Home loan processing fees in India range from 0.25% to 1% of the loan amount, and many banks charge additional documentation and legal verification fees. On a ₹50 lakh home loan, a 0.5% difference in processing fee is ₹25,000 — which meaningfully affects the APR, especially in early years. Use our [Home Loan EMI Calculator](/home-loan-emi-calculator/) to see EMI comparisons, then run the APR Calculator to see which lender's total cost is genuinely lower.
Can I reduce my APR after taking a loan?
You cannot retroactively reduce the APR on fees already paid, but you can lower your effective borrowing cost going forward. Loan balance transfers to a lower-rate lender reduce your ongoing interest burden. Prepayment reduces the outstanding principal faster, shrinking total interest paid. Some lenders also waive processing fees for existing customers during refinancing. Use our [Debt Payoff Calculator](/debt-payoff-calculator/) to model how prepayment affects your total loan cost.
What is the difference between APR and XIRR in the context of loans?

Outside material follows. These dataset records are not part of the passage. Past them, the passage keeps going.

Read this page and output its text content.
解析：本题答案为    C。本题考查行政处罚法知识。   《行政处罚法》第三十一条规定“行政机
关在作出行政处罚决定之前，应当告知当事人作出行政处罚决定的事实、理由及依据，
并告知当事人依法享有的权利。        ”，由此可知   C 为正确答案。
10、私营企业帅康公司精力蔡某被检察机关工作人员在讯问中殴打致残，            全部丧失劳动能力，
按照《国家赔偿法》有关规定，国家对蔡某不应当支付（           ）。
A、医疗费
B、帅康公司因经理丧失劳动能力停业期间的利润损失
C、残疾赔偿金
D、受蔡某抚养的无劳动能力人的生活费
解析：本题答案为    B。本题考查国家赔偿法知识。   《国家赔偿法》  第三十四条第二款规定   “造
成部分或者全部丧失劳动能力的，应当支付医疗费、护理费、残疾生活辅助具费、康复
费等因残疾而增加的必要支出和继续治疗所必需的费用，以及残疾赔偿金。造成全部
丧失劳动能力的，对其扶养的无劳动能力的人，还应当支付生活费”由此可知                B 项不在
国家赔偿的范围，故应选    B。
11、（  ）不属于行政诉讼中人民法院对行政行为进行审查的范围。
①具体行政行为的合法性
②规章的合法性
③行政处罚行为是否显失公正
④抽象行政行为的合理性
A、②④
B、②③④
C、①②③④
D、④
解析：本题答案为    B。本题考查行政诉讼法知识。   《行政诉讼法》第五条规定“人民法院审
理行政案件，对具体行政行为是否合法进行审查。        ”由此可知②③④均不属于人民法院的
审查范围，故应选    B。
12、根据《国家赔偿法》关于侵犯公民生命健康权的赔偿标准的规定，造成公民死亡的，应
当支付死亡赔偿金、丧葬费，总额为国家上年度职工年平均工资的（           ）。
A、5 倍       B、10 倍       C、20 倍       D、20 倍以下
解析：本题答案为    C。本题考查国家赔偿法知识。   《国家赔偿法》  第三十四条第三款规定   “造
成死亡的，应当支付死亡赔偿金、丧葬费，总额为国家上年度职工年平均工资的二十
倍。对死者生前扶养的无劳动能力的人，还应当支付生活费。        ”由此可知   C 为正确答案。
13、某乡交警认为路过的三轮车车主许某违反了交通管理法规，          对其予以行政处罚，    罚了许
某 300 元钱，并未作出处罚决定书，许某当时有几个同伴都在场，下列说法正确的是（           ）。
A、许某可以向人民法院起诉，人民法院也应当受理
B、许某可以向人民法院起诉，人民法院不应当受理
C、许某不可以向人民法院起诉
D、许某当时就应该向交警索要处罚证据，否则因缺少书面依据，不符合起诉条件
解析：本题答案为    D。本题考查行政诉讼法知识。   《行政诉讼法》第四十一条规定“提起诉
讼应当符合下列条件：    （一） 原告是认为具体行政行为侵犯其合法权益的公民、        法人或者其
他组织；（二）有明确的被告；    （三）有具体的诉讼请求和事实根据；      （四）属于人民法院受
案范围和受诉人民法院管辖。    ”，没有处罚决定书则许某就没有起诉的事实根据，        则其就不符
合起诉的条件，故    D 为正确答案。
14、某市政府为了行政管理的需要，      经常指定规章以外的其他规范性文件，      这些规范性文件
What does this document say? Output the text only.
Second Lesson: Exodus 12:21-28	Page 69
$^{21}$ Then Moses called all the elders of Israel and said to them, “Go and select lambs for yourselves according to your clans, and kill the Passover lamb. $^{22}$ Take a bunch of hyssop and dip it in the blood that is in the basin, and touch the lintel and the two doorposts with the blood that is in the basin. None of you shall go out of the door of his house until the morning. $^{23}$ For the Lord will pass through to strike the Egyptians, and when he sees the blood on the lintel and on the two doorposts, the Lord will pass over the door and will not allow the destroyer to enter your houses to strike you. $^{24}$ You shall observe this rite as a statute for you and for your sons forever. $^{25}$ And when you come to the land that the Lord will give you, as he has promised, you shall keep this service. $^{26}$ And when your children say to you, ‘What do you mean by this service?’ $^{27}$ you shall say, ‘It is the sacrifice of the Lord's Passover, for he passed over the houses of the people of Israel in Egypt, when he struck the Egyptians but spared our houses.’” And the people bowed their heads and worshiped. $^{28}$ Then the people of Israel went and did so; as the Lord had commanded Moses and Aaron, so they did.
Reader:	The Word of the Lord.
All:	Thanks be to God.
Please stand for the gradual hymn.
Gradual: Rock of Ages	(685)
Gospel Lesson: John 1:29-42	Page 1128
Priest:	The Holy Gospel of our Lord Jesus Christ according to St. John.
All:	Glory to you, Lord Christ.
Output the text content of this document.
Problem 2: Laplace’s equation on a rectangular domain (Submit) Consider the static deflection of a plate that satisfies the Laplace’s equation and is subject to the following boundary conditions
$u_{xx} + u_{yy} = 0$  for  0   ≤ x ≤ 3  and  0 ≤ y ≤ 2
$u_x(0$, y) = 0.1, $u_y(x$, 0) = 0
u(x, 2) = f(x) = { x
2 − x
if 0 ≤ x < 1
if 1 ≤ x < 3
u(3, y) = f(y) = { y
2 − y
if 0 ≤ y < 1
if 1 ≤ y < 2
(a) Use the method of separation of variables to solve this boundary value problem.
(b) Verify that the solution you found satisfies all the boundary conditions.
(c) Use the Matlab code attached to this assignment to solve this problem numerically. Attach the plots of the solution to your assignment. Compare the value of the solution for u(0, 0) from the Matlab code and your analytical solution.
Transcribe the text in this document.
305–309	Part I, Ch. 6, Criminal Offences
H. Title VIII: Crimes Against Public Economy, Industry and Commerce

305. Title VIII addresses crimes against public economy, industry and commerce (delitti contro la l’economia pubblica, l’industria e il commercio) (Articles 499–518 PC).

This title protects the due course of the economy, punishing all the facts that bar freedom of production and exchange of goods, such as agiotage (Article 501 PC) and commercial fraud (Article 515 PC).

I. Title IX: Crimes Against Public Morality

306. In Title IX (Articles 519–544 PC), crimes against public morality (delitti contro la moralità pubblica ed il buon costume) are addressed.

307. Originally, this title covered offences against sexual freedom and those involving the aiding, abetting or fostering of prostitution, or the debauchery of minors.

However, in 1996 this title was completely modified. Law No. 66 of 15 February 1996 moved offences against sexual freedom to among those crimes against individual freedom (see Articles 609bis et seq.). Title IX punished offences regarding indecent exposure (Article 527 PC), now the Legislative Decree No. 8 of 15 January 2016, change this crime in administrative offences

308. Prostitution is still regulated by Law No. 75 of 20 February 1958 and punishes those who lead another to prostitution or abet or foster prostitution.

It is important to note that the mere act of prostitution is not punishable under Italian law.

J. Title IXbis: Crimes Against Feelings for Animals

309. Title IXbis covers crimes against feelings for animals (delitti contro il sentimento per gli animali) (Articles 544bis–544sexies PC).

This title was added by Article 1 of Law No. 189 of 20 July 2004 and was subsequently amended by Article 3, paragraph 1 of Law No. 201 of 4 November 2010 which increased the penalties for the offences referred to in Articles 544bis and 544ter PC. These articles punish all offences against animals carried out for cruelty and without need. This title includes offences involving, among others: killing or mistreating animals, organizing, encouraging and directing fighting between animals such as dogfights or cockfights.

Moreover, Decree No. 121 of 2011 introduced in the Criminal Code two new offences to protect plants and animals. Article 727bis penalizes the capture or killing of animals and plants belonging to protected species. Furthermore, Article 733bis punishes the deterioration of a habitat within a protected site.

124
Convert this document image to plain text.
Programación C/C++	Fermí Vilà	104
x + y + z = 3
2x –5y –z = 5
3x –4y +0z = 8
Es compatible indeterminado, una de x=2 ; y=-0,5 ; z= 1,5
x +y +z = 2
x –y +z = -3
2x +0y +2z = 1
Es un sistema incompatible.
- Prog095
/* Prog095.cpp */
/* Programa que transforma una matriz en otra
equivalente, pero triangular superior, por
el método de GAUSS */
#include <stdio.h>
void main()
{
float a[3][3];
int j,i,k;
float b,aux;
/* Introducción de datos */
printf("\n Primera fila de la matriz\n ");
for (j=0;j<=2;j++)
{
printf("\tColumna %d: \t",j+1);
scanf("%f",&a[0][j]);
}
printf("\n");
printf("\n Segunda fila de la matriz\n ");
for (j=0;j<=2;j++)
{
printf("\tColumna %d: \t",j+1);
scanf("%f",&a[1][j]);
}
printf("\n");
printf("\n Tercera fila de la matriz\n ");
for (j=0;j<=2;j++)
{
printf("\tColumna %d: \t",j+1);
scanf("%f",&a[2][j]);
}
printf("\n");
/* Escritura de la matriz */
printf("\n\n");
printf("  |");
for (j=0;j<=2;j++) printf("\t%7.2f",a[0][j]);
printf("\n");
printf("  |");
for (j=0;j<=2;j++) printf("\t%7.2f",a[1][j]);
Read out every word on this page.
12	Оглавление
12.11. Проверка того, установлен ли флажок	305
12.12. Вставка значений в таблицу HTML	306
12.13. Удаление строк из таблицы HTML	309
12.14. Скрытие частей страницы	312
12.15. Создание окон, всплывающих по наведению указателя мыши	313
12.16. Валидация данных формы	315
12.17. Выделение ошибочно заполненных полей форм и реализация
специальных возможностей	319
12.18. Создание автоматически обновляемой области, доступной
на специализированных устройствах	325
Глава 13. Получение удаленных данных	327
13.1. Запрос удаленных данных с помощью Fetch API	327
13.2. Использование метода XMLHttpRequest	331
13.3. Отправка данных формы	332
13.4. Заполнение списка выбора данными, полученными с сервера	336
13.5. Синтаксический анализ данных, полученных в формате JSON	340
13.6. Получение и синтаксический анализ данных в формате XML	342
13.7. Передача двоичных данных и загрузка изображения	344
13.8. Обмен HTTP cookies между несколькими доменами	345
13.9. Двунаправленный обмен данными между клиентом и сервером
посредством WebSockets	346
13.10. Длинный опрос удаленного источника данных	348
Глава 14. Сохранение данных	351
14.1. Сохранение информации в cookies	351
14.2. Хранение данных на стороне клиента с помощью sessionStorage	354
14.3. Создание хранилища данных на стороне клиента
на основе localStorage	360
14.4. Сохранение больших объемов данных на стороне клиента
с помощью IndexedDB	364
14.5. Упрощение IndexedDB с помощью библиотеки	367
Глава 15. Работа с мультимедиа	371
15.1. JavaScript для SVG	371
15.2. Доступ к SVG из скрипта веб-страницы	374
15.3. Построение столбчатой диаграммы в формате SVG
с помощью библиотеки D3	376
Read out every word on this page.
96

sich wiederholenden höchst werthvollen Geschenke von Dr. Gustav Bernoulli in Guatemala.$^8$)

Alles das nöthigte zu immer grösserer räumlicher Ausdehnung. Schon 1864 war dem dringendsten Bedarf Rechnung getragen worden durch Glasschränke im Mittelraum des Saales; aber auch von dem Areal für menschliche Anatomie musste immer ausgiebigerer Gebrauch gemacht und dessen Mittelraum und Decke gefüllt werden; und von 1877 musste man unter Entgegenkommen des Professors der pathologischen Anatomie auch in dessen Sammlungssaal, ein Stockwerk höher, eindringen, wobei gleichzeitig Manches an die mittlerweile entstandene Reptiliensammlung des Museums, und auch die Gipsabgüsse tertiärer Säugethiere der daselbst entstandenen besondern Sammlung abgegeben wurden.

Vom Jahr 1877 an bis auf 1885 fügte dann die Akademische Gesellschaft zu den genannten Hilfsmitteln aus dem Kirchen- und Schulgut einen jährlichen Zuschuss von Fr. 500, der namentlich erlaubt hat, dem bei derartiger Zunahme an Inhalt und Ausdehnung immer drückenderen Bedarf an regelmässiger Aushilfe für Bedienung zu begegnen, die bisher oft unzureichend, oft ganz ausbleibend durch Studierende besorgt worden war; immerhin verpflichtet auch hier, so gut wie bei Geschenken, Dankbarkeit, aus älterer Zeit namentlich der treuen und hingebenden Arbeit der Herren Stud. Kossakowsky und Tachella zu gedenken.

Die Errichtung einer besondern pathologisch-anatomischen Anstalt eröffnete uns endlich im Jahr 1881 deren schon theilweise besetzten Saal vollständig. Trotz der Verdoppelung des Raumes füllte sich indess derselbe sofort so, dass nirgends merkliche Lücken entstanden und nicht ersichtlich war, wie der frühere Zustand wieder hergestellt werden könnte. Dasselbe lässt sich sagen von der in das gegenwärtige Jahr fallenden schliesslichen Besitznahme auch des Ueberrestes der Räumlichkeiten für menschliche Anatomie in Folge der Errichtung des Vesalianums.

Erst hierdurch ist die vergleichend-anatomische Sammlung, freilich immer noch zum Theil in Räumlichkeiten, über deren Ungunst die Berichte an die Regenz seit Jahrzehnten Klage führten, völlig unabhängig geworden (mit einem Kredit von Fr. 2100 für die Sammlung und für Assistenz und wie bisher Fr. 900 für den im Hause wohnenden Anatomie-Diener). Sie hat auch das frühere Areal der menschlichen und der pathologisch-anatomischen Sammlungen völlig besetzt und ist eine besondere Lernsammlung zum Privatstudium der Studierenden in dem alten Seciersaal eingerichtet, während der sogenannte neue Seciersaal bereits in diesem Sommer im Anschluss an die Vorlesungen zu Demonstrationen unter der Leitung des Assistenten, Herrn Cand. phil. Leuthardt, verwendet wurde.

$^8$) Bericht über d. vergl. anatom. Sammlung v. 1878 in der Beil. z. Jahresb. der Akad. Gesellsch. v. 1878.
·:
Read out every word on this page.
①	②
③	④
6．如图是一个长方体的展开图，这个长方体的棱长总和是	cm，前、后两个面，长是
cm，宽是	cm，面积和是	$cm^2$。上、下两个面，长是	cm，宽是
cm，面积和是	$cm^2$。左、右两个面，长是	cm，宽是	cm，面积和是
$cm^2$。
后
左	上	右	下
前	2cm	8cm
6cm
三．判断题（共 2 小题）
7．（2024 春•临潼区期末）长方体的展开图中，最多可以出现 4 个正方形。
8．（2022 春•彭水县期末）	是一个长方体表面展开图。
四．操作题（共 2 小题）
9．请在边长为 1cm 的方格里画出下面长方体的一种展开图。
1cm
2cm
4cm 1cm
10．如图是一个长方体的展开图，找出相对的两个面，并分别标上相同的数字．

APR and XIRR both measure the effective cost of a loan, but XIRR accounts for the exact dates of each cash flow rather than assuming equal monthly intervals. For a standard monthly-EMI loan with a fixed disbursement date, APR and XIRR produce very similar results. XIRR becomes more useful for loans with irregular repayments, multiple disbursements (like home loan tranches), or when the first EMI is not exactly one month after disbursement. For most personal and car loans, APR is the standard comparison metric.